I wonder if backblaze's business has seen any changes given that their assets are platter drives

metadat3 hours ago
Seagate continues the tradition of having the highest failure rates of any manufacturer, on average.

Why is that?

WarOnPrivacy2 hours ago
I have two particularly notorious Seagate periods:

    Seagate bought Conner when Conner had released several models w/ 
    leaky seals. Bad sectors started at the outer edge of the 
    platters and grew inward. We had a lot of these drives
    out there and Seagate refused to honor Conner's drive
    warranties. 

    The 7200.10 series had super high failure rates.
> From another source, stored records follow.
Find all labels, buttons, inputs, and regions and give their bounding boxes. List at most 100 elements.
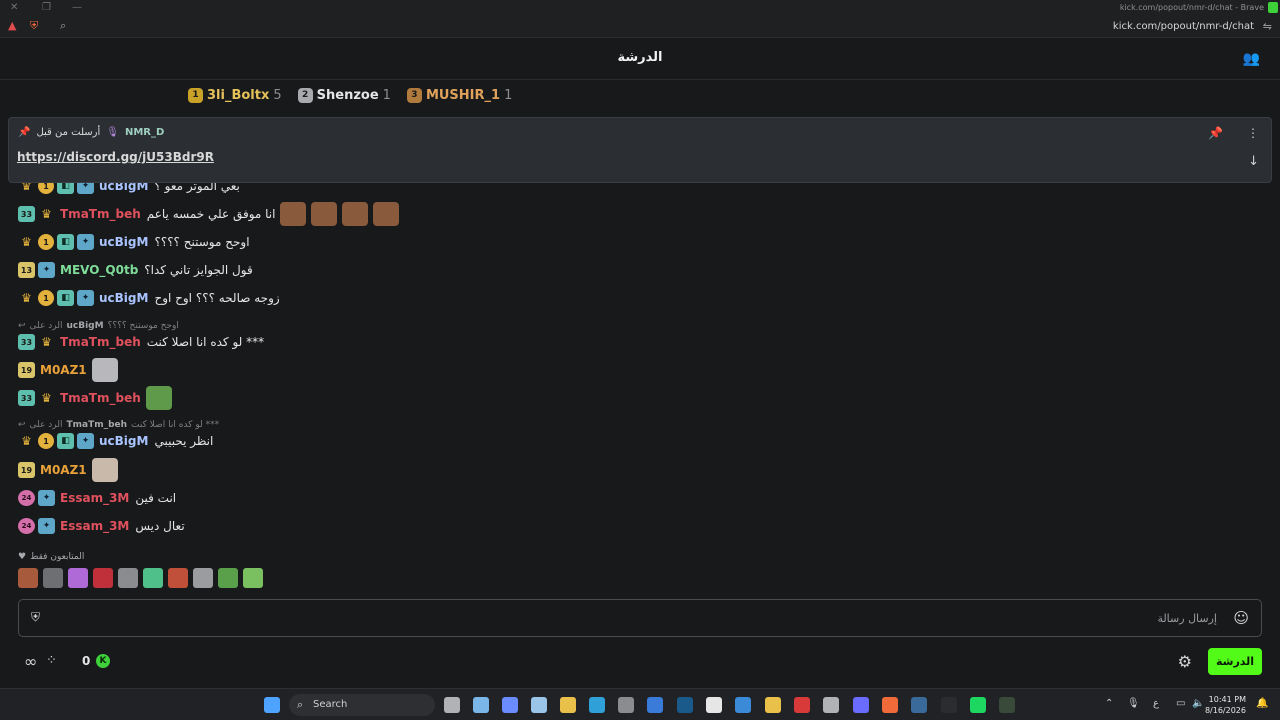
username[interactable]: ucBigM: [99, 235, 148, 249]
username[interactable]: TmaTm_beh: [60, 391, 141, 405]
leaderboard-entry[interactable]: 2 Shenzoe 1: [297, 87, 391, 103]
emote-icon[interactable]: [18, 568, 38, 588]
steam-icon[interactable]: [911, 697, 927, 713]
chat-message[interactable]: ♛ 1 ◧ ✦ ucBigM انظر يحبيبي: [18, 430, 213, 452]
chat-message[interactable]: 19 M0AZ1: [18, 458, 118, 482]
username[interactable]: M0AZ1: [40, 463, 87, 477]
widgets-icon[interactable]: [531, 697, 547, 713]
leaderboard-entry[interactable]: 3 MUSHIR_1 1: [406, 87, 512, 103]
copilot-icon[interactable]: [502, 697, 518, 713]
zoom-icon[interactable]: ⌕: [60, 19, 66, 33]
expand-down-icon[interactable]: ↓: [1248, 154, 1259, 169]
notepad-icon[interactable]: [473, 697, 489, 713]
edge-icon[interactable]: [589, 697, 605, 713]
dots-icon[interactable]: ⁘: [46, 653, 57, 668]
username[interactable]: MEVO_Q0tb: [60, 263, 138, 277]
chat-message[interactable]: 24 ✦ Essam_3M تعال ديس: [18, 515, 185, 537]
emote-icon[interactable]: [143, 568, 163, 588]
pinned-user[interactable]: NMR_D: [125, 127, 164, 138]
pinned-meta: 📌 أرسلت من قبل 🎙 NMR_D: [18, 127, 164, 138]
chat-message[interactable]: 33 ♛ TmaTm_beh لو كده انا اصلا كنت ***: [18, 331, 264, 353]
task-view-icon[interactable]: [444, 697, 460, 713]
emote-icon[interactable]: [193, 568, 213, 588]
language-icon[interactable]: ع: [1153, 698, 1159, 709]
store-icon[interactable]: [618, 697, 634, 713]
site-settings-icon[interactable]: ⇋: [1263, 20, 1272, 33]
emote-icon[interactable]: [168, 568, 188, 588]
send-chat-button[interactable]: الدرشة: [1208, 648, 1262, 675]
more-options-icon[interactable]: ⋮: [1247, 126, 1259, 140]
username[interactable]: ucBigM: [99, 183, 148, 193]
emote-icon[interactable]: [118, 568, 138, 588]
shield-icon[interactable]: ⛨: [31, 610, 40, 625]
volume-icon[interactable]: 🔈: [1192, 698, 1204, 709]
users-icon[interactable]: 👥: [1243, 51, 1260, 67]
chat-title: الدرشة: [617, 50, 663, 65]
infinity-icon[interactable]: ∞: [24, 652, 37, 671]
emote-icon[interactable]: [218, 568, 238, 588]
file-explorer-icon[interactable]: [560, 697, 576, 713]
spotify-icon[interactable]: [970, 697, 986, 713]
taskbar-search[interactable]: ⌕ Search: [289, 694, 435, 716]
username[interactable]: TmaTm_beh: [60, 335, 141, 349]
emoji-picker-icon[interactable]: ☺: [1233, 609, 1249, 627]
chat-message[interactable]: 33 ♛ TmaTm_beh: [18, 386, 172, 410]
browser-titlebar: ✕ ❐ — kick.com/popout/nmr-d/chat - Brave: [0, 0, 1280, 16]
record-icon[interactable]: [794, 697, 810, 713]
pinned-link[interactable]: https://discord.gg/jU53Bdr9R: [17, 150, 214, 164]
minimize-window-icon[interactable]: —: [72, 2, 82, 13]
taskbar-clock[interactable]: 10:41 PM 8/16/2026: [1205, 694, 1246, 716]
chat-message[interactable]: ♛ 1 ◧ ✦ ucBigM اوحح موستنح ؟؟؟؟: [18, 231, 250, 253]
mail-icon[interactable]: [735, 697, 751, 713]
kick-coin-icon[interactable]: K: [96, 654, 110, 668]
leaderboard-name: MUSHIR_1: [425, 87, 501, 103]
app-icon[interactable]: [647, 697, 663, 713]
username[interactable]: ucBigM: [99, 291, 148, 305]
microphone-icon[interactable]: 🎙: [1127, 698, 1140, 709]
discord-icon[interactable]: [853, 697, 869, 713]
emote-icon[interactable]: [68, 568, 88, 588]
emote-icon[interactable]: [243, 568, 263, 588]
sub-months-badge: 33: [18, 334, 35, 350]
reply-icon: ↩: [18, 321, 26, 331]
brave-icon[interactable]: [882, 697, 898, 713]
leaderboard-entry[interactable]: 1 3li_Boltx 5: [188, 87, 282, 103]
kick-app-icon[interactable]: [941, 697, 957, 713]
username[interactable]: ucBigM: [99, 434, 148, 448]
terminal-icon[interactable]: [677, 697, 693, 713]
chevron-up-icon[interactable]: ⌃: [1105, 698, 1113, 709]
rewards-icon[interactable]: ▲: [8, 19, 16, 32]
settings-icon[interactable]: [823, 697, 839, 713]
app-icon[interactable]: [999, 697, 1015, 713]
chat-message[interactable]: ♛ 1 ◧ ✦ ucBigM بعي الموتر معو ؟: [18, 183, 240, 197]
message-text: قول الجوايز تاني كدا؟: [144, 263, 253, 277]
crown-badge-icon: ♛: [41, 335, 52, 349]
emote-icon[interactable]: [93, 568, 113, 588]
reply-reference[interactable]: ↩ الرد على TmaTm_beh لو كده انا اصلا كنت…: [18, 420, 219, 430]
restore-window-icon[interactable]: ❐: [42, 2, 51, 13]
emote-icon[interactable]: [43, 568, 63, 588]
username[interactable]: Essam_3M: [60, 519, 129, 533]
reply-reference[interactable]: ↩ الرد على ucBigM اوحح موستنح ؟؟؟؟: [18, 321, 179, 331]
unpin-icon[interactable]: 📌: [1208, 126, 1223, 140]
close-window-icon[interactable]: ✕: [10, 2, 18, 13]
username[interactable]: TmaTm_beh: [60, 207, 141, 221]
username[interactable]: M0AZ1: [40, 363, 87, 377]
capcut-icon[interactable]: [706, 697, 722, 713]
message-input[interactable]: [117, 608, 1217, 628]
gear-icon[interactable]: ⚙: [1178, 652, 1192, 671]
crown-badge-icon: ♛: [21, 183, 32, 193]
network-icon[interactable]: ▭: [1176, 698, 1185, 709]
chrome-icon[interactable]: [765, 697, 781, 713]
chat-message[interactable]: 19 M0AZ1: [18, 358, 118, 382]
chat-message[interactable]: 24 ✦ Essam_3M انت فين: [18, 487, 176, 509]
username[interactable]: Essam_3M: [60, 491, 129, 505]
chat-message[interactable]: ♛ 1 ◧ ✦ ucBigM زوجه صالحه ؟؟؟ اوح اوح: [18, 287, 280, 309]
windows-start-icon[interactable]: [264, 697, 280, 713]
chat-message[interactable]: 33 ♛ TmaTm_beh انا موفق علي خمسه ياعم: [18, 202, 400, 226]
brave-shields-icon[interactable]: ⛨: [30, 19, 38, 33]
chat-message[interactable]: 13 ✦ MEVO_Q0tb قول الجوايز تاني كدا؟: [18, 259, 253, 281]
verified-badge-icon: ✦: [38, 490, 55, 506]
notification-icon[interactable]: 🔔: [1256, 698, 1268, 709]
url-text[interactable]: kick.com/popout/nmr-d/chat: [1113, 21, 1254, 32]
I wound up 
    replacing every one in my care, within 2 years. The 7200.11
    drives weren't much better.
I think the last Seagate lines I truly trusted were the ST series of MFM and RLL drives.
lycan19172 hours ago
As explained at https://www.backblaze.com/blog/backblaze-drive-stats-for-q3-..., a large proportion of Backblaze's Seagate inventory are rather old drives for a datacenter (now 5-9 years in service), so a high failure rate is expected.
metadat1 hour ago
I have quantum fireball from 2000, so 26 years old, still going strong.

5 years doesn't seem that long for a drive that cost hundreds of dollars! Persistence is the point.

Just wondering why Seagate seems like the bottom of the barrel in the longevity department. Western Digital drives seem to fail a lot less frequently on average in this dataset and in my life experience.

To Seagate's credit, I do have 8x24TB drives that have been working fine for the past 4 years. Hopefully can last a few more until the compute hardware shortages pass.

gethly1 hour ago
"back in my day", seagate was "the shit". only much later, hitachi drives came to be popular and wd, sort of.